FAQ: What About Disc Brakes?
Disc brakes do not create the above issues because there is no need to move the mounts for the calipers. The brake should work just fine as long as the fork and frame can accept the wheel.
2. Raised Bottom Bracket
26-inch wheels will elevate the bottom bracket of the bike and potentially create instability issues. The chances of experiencing this downside are greater with an MTB frame because mountain bikes have taller bottom brackets for extra clearance by default.
3. Severe Toe Overlap
24-inch bikes are compact and have shorter cranks and frames. When you add bigger wheels, the chances of hitting the tire with your toes during turns a.k.a. toe overlap increase greatly.
4. No Fender Clearance
You would have a hard time installing full fenders because there won’t be enough space for them.
5. Unpleasant Geometry
Bigger wheels would make the bike look larger, but the frame will remain the same. The rider may still find the geometry limiting/compressing.
Some Bikes Are Designed to Support 24-inch and 26-inch Wheels
Some 24-inch children’s bikes are engineered to accept multiple tire sizes to eliminate the need for a new bike as the child grows.
Below is a list of models with that feature:
|Model||Wheel Size Support|
|Rocky Mountain Reaper||24”, 26”|
|Scott Ransom 400||24”, 26”|
|Spawn Rokk||24”, 26”|
|Slater Mobster||24”, 26”|
|Mondraker Factor 24||24”, 26”|
|Propain Yuma||24”, 26”|
|The Flow Drifter||24”, 26”|
FAQ: Can you put 24-inch wheels on a 26-inch bike?
The reverse exercise (24-inch wheels on a 26-inch bike) is easier.

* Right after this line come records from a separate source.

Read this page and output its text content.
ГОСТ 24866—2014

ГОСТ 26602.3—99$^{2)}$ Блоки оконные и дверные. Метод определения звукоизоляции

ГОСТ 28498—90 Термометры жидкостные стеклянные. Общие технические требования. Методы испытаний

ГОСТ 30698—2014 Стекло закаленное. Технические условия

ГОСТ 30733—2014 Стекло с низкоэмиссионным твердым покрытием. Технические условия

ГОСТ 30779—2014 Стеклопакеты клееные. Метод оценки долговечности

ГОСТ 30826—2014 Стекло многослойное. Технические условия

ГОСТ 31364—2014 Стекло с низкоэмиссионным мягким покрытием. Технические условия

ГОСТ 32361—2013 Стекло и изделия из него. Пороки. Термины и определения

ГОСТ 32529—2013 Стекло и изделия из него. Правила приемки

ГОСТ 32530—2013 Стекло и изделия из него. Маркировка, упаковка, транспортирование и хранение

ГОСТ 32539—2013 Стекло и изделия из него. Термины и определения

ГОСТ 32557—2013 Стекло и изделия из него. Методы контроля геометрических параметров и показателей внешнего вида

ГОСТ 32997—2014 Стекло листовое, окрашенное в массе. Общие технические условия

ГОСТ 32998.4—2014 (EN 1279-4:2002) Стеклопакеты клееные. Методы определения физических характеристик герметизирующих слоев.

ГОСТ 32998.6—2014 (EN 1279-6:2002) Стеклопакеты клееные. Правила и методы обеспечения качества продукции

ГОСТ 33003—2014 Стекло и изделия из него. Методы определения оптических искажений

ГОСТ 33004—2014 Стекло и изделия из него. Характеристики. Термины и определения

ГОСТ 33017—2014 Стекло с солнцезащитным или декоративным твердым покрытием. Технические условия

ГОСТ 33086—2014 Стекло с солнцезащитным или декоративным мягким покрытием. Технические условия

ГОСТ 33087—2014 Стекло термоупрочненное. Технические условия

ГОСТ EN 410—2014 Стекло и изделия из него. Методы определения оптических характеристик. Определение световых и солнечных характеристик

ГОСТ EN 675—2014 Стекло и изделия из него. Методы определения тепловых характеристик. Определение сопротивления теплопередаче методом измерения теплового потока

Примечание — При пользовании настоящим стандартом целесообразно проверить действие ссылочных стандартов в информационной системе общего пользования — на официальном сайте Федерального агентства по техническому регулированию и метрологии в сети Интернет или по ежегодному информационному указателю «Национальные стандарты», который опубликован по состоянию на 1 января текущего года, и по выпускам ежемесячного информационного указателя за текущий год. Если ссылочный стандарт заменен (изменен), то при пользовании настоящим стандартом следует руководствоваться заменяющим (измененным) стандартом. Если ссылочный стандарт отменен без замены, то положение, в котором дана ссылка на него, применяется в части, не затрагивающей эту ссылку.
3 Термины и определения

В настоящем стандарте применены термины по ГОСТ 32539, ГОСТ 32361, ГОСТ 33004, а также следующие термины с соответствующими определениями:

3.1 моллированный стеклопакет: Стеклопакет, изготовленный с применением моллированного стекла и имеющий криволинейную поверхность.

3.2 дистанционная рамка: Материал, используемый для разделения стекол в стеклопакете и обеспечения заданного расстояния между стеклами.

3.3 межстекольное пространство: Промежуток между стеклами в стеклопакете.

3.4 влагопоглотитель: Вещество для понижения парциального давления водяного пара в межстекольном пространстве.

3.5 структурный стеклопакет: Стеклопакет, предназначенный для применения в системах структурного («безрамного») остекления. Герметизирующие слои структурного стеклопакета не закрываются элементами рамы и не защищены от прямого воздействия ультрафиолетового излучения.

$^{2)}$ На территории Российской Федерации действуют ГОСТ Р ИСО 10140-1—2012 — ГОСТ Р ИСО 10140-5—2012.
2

If a bike has clearance for 26”, it can obviously accept 24” wheels.
However, the problem with rim brakes would still manifest because the braze-ons would be at the wrong place. If the bike uses disc brakes, this won’t be an issue.
For that reason, some people future-proof a bike by buying a 26-inch model and putting a 24-inch wheel on it. When the kid is large enough for a 26-inch bike, the original rims are installed.
Summary: What You Need to Know
1. Very few dedicated 24-inch frames have clearance for 26-inch wheels.
2. The frame may have clearance for 26-inch wheels, but the conversion would still create problems (brake mounts at the wrong place, unnaturally high bottom bracket…etc.)
3. There are mountain bike frames and forks designed to support both 24 and 26-inch wheels.